Where an employer is using multiple pension providers, whilst AssistMe can support the overall eligibility process it cannot be used to facilitate communications or contributions. The exception to this is The People’s Pension, where the communication and opt out process, as well as contribution collection can be supported. Unfortunately no similar facility is available with Nest. Scottish Widows was keen to point out that it would like to put such a function in place but apparently Nest are not currently encouraging such arrangements.
I think the above restrictions will inhibit the benefits of AssistMe. I have seen other offerings which are able to support several pension arrangements from different providers in a single system. Scottish Widows told me their view is that they would only see The People’s Pension and Nest as being complementary to their product. Whilst I can understand this view for employers putting in schemes for the first time, any adviser who plans on conducting a significant amount of auto enrolment business might want to seek out a system capable of accommodating on-going contributions to existing third-party schemes.
Once the eligibility, communication and opt out processes have been addressed the system then facilitates the establishment of each months pension contributions, including where applicable, those to Peoples Pension.
Scottish Widows plans to offer AssistMe with all new group pension arrangements subject to their normal minimum of five members in a scheme. It is also expected that existing schemes will be migrated to AssistMe as the staging dates fall due.

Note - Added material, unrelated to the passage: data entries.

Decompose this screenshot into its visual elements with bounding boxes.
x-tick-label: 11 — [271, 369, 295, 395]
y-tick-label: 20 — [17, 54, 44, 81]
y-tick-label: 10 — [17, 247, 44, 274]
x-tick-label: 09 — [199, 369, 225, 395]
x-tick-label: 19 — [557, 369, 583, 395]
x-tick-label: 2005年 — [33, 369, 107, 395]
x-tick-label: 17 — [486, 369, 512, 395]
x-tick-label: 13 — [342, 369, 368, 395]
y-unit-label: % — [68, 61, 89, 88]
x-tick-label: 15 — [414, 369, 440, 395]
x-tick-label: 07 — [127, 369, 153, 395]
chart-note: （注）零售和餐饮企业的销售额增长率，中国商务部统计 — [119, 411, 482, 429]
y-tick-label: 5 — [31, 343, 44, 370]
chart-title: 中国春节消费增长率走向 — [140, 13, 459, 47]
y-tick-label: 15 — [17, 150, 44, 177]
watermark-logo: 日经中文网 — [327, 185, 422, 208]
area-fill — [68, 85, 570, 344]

Although by no means as sophisticated as other systems I have seen, it is free and I can understand why Scottish Widows would want to promote its intention to deliver software to support auto enrolment now, even though it is not actually available yet. The limited window which exists to establish commission earning schemes before the year-end is doubtless a significant driver.
My concern is that as the system has not actually been delivered, all that Scottish Widows are really showing is what they are hoping to deliver. Technology projects are notorious for being delivered either late or with less functionality than originally intended. Any adviser recommending a scheme on the basis of AssistMe will probably want to be at pains to set realistic expectations to employers about when the system might arrive.